One argument in regard to Donald Trump's possible election as this nation's president is how capable he would be and how his temperament might play out in his role as commander in chief. It seems that more often he is guided by his instinct, by his intuition to make what he would believe to be the right decisions. He would make America great again.
On Aug. 5, 1945, at 7:45 a.m., 71 years ago, when people went to work and students went to school, an atomic bomb was dropped on the Japanese city of Hiroshima, killing some 10,000 humans beings, old and young, men, women, mothers, fathers, children. Several days later another bomb was dropped on Nagasaki destroying the city with thousands of human victims.

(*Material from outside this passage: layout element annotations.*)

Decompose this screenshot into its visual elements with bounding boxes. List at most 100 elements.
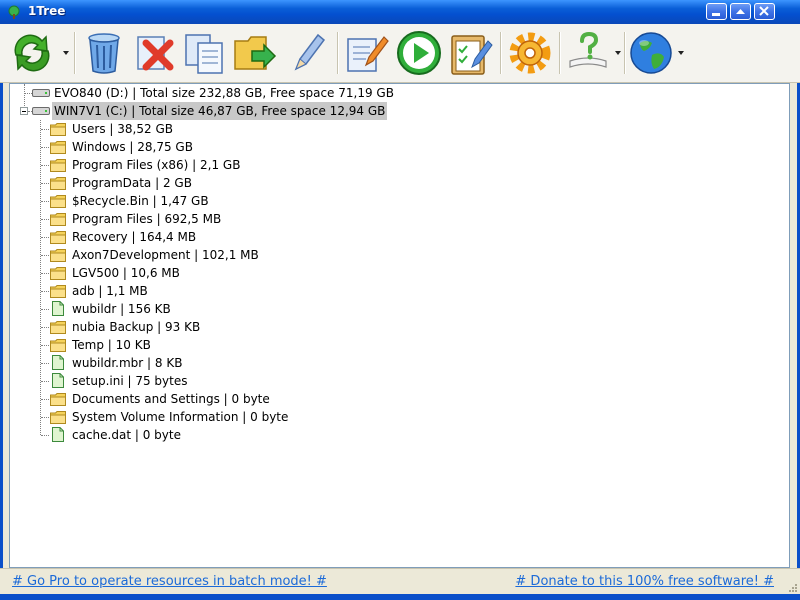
maximize-button[interactable] bbox=[730, 3, 751, 20]
tree-node-label: ProgramData | 2 GB bbox=[72, 176, 192, 190]
tree-node-label: Documents and Settings | 0 byte bbox=[72, 392, 270, 406]
tree-connector bbox=[41, 435, 49, 436]
rename-button[interactable] bbox=[286, 29, 332, 77]
folder-icon bbox=[50, 159, 66, 172]
tree-connector bbox=[41, 201, 49, 202]
run-button[interactable] bbox=[396, 29, 442, 77]
tree-connector bbox=[41, 417, 49, 418]
folder-tree[interactable]: EVO840 (D:) | Total size 232,88 GB, Free… bbox=[9, 83, 790, 568]
folder-icon bbox=[50, 339, 66, 352]
minimize-button[interactable] bbox=[706, 3, 727, 20]
tree-connector bbox=[41, 363, 49, 364]
refresh-icon bbox=[14, 34, 50, 72]
globe-icon bbox=[630, 32, 672, 74]
toolbar-separator bbox=[624, 32, 626, 74]
toolbar-separator bbox=[559, 32, 561, 74]
toolbar-separator bbox=[500, 32, 502, 74]
tree-node-label: adb | 1,1 MB bbox=[72, 284, 148, 298]
tree-node-label: Recovery | 164,4 MB bbox=[72, 230, 197, 244]
tree-connector bbox=[41, 399, 49, 400]
folder-icon bbox=[50, 123, 66, 136]
go-pro-link[interactable]: # Go Pro to operate resources in batch m… bbox=[12, 574, 327, 589]
folder-icon bbox=[50, 195, 66, 208]
tree-node-label: Program Files | 692,5 MB bbox=[72, 212, 222, 226]
tree-connector bbox=[41, 273, 49, 274]
tree-node-label: LGV500 | 10,6 MB bbox=[72, 266, 180, 280]
folder-icon bbox=[50, 411, 66, 424]
checklist-button[interactable] bbox=[448, 29, 494, 77]
checklist-icon bbox=[451, 35, 493, 75]
refresh-button[interactable] bbox=[10, 29, 56, 77]
folder-icon bbox=[50, 267, 66, 280]
file-icon bbox=[52, 427, 64, 442]
edit-icon bbox=[347, 36, 389, 72]
toolbar bbox=[0, 24, 800, 83]
tree-node-label: $Recycle.Bin | 1,47 GB bbox=[72, 194, 209, 208]
delete-button[interactable] bbox=[132, 29, 178, 77]
move-button[interactable] bbox=[232, 29, 278, 77]
tree-connector bbox=[41, 165, 49, 166]
tree-node-label: nubia Backup | 93 KB bbox=[72, 320, 201, 334]
tree-node-label: wubildr.mbr | 8 KB bbox=[72, 356, 183, 370]
toolbar-separator bbox=[74, 32, 76, 74]
tree-connector bbox=[41, 309, 49, 310]
help-icon bbox=[569, 31, 607, 68]
tree-connector bbox=[41, 345, 49, 346]
folder-icon bbox=[50, 177, 66, 190]
title-bar[interactable]: 1Tree bbox=[0, 0, 800, 24]
play-icon bbox=[397, 31, 441, 75]
donate-link[interactable]: # Donate to this 100% free software! # bbox=[515, 574, 774, 589]
tree-connector bbox=[41, 147, 49, 148]
toolbar-separator bbox=[337, 32, 339, 74]
close-button[interactable] bbox=[754, 3, 775, 20]
resize-grip-icon[interactable] bbox=[787, 582, 798, 593]
pencil-icon bbox=[294, 33, 326, 71]
tree-node-label: cache.dat | 0 byte bbox=[72, 428, 181, 442]
close-icon bbox=[759, 6, 769, 16]
tree-node-label: Axon7Development | 102,1 MB bbox=[72, 248, 259, 262]
folder-icon bbox=[50, 249, 66, 262]
drive-icon bbox=[32, 89, 50, 97]
tree-connector bbox=[41, 183, 49, 184]
tree-node-label: Program Files (x86) | 2,1 GB bbox=[72, 158, 241, 172]
recycle-bin-button[interactable] bbox=[82, 29, 128, 77]
file-icon bbox=[52, 373, 64, 388]
folder-icon bbox=[50, 141, 66, 154]
folder-icon bbox=[50, 285, 66, 298]
tree-node-label: Windows | 28,75 GB bbox=[72, 140, 193, 154]
tree-connector bbox=[41, 291, 49, 292]
web-dropdown-arrow[interactable] bbox=[678, 51, 684, 55]
folder-icon bbox=[50, 393, 66, 406]
help-button[interactable] bbox=[566, 29, 612, 77]
collapse-toggle[interactable] bbox=[20, 107, 28, 115]
copy-button[interactable] bbox=[182, 29, 228, 77]
tree-node-label: EVO840 (D:) | Total size 232,88 GB, Free… bbox=[54, 86, 394, 100]
delete-icon bbox=[137, 36, 174, 71]
move-icon bbox=[234, 36, 277, 70]
window-border-left bbox=[0, 24, 3, 594]
tree-node-label: wubildr | 156 KB bbox=[72, 302, 171, 316]
app-icon bbox=[8, 5, 20, 19]
folder-icon bbox=[50, 231, 66, 244]
drive-icon bbox=[32, 107, 50, 115]
edit-button[interactable] bbox=[344, 29, 390, 77]
tree-node-label: Users | 38,52 GB bbox=[72, 122, 173, 136]
chevron-up-icon bbox=[736, 9, 745, 14]
tree-connector bbox=[41, 381, 49, 382]
gear-icon bbox=[509, 32, 551, 74]
copy-icon bbox=[185, 34, 223, 74]
settings-button[interactable] bbox=[507, 29, 553, 77]
refresh-dropdown-arrow[interactable] bbox=[63, 51, 69, 55]
status-bar: # Go Pro to operate resources in batch m… bbox=[0, 568, 800, 595]
window-border-bottom bbox=[0, 594, 800, 600]
tree-node-label: WIN7V1 (C:) | Total size 46,87 GB, Free … bbox=[52, 102, 388, 120]
help-dropdown-arrow[interactable] bbox=[615, 51, 621, 55]
window-title: 1Tree bbox=[28, 4, 66, 18]
tree-connector bbox=[41, 129, 49, 130]
tree-connector bbox=[41, 255, 49, 256]
folder-icon bbox=[50, 213, 66, 226]
tree-node-label: System Volume Information | 0 byte bbox=[72, 410, 289, 424]
tree-connector bbox=[41, 237, 49, 238]
tree-connector bbox=[41, 219, 49, 220]
web-button[interactable] bbox=[628, 29, 674, 77]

It was President Harry S. Truman who made this fateful decision while attending the important Potsdam Conference deliberating European affairs with the allied leaders Winston Churchill and Joseph Stalin. While attending the conference trying to settle significant European and especially German post-war issues, he kept in touch with the progress developing an atomic bomb, the Manhattan Project. When he was informed that the atomic bomb was ready to be used, he discussed this matter with his secretary of defense, with his secretary of state, with his chief of the general staff, and with General Dwight Eisenhower. In the end, the decision was his as commander in chief of the United States Armed Forces,
President Truman was a rational person making decisions as a rationally thinking person who was considering the interest of the United States within our global responsibilities. When he attended a military ceremony in Berlin when U.S. troops officially assumed control of a sector of the occupied city, he emphasized in an emotional speech that the United States' goal in this war was to bring "peace and prosperity to the world."